Still, the Dons kept the pressure on College Park in game 4. In what looked like a match-altering moment, Amador Valley built a 15-13 lead on a kill by Bryce Nohava, and the home crowd grew hushed when Lau crashed to the floor and appeared to be shaken up.
Appearances can be deceiving.
Lau stayed in the fray and kept delivering the high-caliber, high-impact style that led to a volleyball scholarship to Cal State Northridge.
“He cares about winning more than his body,” junior middle hitter Caden Mays said of Lau.
Momentum swung back and forth from the Dons to the Falcons and back and forth again. The teams drew ties at 15-15, 16-16, 17-17, 18-18.
Finally Lau elevated for a furious spike kill that brought the crowd to its feet.
After a timeout, College Park righted the ship on what had been an up and down serving game. The 6-foot-5 Berardini blasted back-to-back aces to put the Falcons up 21-18 for a lead that was theirs for good.
“I knew Peter was going to come back,” Mays said. “He’s been a monster server back there the entire year.
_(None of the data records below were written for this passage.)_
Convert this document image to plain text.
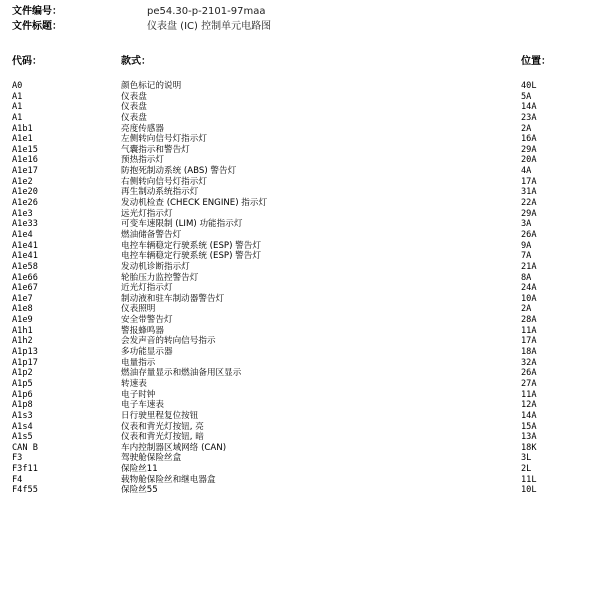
文件编号：	pe54.30-p-2101-97maa
文件标题：	仪表盘 (IC) 控制单元电路图
代码：	款式：	位置：
A0	颜色标记的说明	40L
A1	仪表盘	5A
A1	仪表盘	14A
A1	仪表盘	23A
A1b1	亮度传感器	2A
A1e1	左侧转向信号灯指示灯	16A
A1e15	气囊指示和警告灯	29A
A1e16	预热指示灯	20A
A1e17	防抱死制动系统 (ABS) 警告灯	4A
A1e2	右侧转向信号灯指示灯	17A
A1e20	再生制动系统指示灯	31A
A1e26	发动机检查 (CHECK ENGINE) 指示灯	22A
A1e3	远光灯指示灯	29A
A1e33	可变车速限制 (LIM) 功能指示灯	3A
A1e4	燃油储备警告灯	26A
A1e41	电控车辆稳定行驶系统 (ESP) 警告灯	9A
A1e41	电控车辆稳定行驶系统 (ESP) 警告灯	7A
A1e58	发动机诊断指示灯	21A
A1e66	轮胎压力监控警告灯	8A
A1e67	近光灯指示灯	24A
A1e7	制动液和驻车制动器警告灯	10A
A1e8	仪表照明	2A
A1e9	安全带警告灯	28A
A1h1	警报蜂鸣器	11A
A1h2	会发声音的转向信号指示	17A
A1p13	多功能显示器	18A
A1p17	电量指示	32A
A1p2	燃油存量显示和燃油备用区显示	26A
A1p5	转速表	27A
A1p6	电子时钟	11A
A1p8	电子车速表	12A
A1s3	日行驶里程复位按钮	14A
A1s4	仪表和背光灯按钮, 亮	15A
A1s5	仪表和背光灯按钮, 暗	13A
CAN B	车内控制器区域网络 (CAN)	18K
F3	驾驶舱保险丝盒	3L
F3f11	保险丝11	2L
F4	载物舱保险丝和继电器盒	11L
F4f55	保险丝55	10L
And so it was just a matter of time.”
A block by Mays ended a dynamic rally and put College Park up 23-20. Junior Nathan Clinton delivered an impressive kill that showed the Dons’ determination. But another impressive Lau kill set up an opportunity for match point. That came on a tip-over from Logan Gomez, one of College Park’s core-four with Sami Hieta, Berardini and Lau, who all played varsity together four years and learned to stay focused when things don’t go right.
“What they do really well is they support each other on the court, from a team perspective, and they have short memories and they are on to the next play,” Steve Hieta said. “So they are always pushing. Sure, we have got Trevor, but it’s a team effort.”
Getting to a championship game was a long wait for both teams. As the 2019 defending NCS Division I champion, Amador Valley watched two straight school years go by without any playoffs. The Dons had delivered the Falcons their only loss in the abbreviated spring 2021 season that had no postseason.
For Hieta, himself a 1988 College Park graduate, he was pleased to see his players get to complete a full season, not to mention win an NCS championship.
“I’ve known some of these kids since they were 9 years old,” he said. ”For them to have a regular season as their senior year was … it’s a relief, it’s exciting, it’s good for the boys. They need this.”
Amador Valley entered the playoffs off an impressive East Bay Athletic League championship run, winning that competitive league with a 16-2 record, two games ahead of both De La Salle and Granada-Livermore.
This spring, College Park didn’t even win its league title, dropping both Diablo Athletic League-Foothill matchups to Campolindo-Moraga. Considering Campolindo went on to sweep De La Salle-Concord to take the NCS Division II championship, the league’s cachet has surely shot up a notch.
“Once everyone’s up and everyone’s playing well, nothing can stop us,” Berardini said.